Ingram tells STOREYS that he actually likes HouseSigma and has it on his phone. “It's way easier to look stuff up remotely there than trying to log into TRREB's clunky and mobile-unfriendly MLS,” says Ingram. “And it had the listing's history way before TRREB got around to adding an ‘address history’ button on listings, so I used to use it for that too. I just don't put too much stock in their estimates.”
As for Zillow, Ingram says he was a little surprised by their announcement.
“I mean, their estimates were seen as really good,” says Ingram. “Plus they were buying these properties in a rising market, in which flippers can make money (and think they're smarter than they are) even if they don't really add much value. So, you figure that should have made it harder to mess up.”
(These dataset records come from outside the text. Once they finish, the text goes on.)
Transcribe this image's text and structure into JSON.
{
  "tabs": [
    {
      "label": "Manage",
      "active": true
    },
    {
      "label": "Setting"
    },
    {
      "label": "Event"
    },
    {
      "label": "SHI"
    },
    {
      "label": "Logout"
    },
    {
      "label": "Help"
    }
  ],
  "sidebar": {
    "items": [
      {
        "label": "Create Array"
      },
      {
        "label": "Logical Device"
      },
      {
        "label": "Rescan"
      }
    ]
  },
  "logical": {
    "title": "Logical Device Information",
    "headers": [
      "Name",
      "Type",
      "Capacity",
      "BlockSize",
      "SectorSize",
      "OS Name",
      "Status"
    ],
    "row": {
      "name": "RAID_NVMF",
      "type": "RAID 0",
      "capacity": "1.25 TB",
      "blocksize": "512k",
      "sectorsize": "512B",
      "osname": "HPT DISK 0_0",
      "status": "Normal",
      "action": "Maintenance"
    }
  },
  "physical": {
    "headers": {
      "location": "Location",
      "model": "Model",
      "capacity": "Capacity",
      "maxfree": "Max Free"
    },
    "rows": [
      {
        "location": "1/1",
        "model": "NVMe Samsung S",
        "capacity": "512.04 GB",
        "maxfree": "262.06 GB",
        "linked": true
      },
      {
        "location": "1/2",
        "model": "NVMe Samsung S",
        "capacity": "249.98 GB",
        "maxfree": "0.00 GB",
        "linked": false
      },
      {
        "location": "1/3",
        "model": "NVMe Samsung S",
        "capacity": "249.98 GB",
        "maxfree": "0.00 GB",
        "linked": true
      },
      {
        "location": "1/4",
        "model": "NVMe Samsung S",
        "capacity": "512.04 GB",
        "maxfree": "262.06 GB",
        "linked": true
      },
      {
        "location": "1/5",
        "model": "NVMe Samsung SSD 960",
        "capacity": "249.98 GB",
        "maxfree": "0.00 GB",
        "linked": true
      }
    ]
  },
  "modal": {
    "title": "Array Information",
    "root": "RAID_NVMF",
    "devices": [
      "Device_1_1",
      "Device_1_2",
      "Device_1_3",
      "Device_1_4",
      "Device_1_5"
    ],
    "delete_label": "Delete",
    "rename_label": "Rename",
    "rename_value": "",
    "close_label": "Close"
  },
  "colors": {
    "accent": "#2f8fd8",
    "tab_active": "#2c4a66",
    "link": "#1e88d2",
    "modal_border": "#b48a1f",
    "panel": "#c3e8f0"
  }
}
Ingram says Zillow’s failure is a good example of the value a real person or realtor can have, compared to a machine that can’t detect subtleties.
“For instance, I notice these estimates are worse at the extremes, like a total gut job, or a brand new gorgeous renovation,” says Ingram. “Take the same house before and after a flip and say it's got the same number of bedrooms and bathrooms and is in the same location (just the time has shifted). The computer is going to think of that place the same. Meanwhile the realtor human (and buyer humans) are going to immediately see those stark differences and value them different.”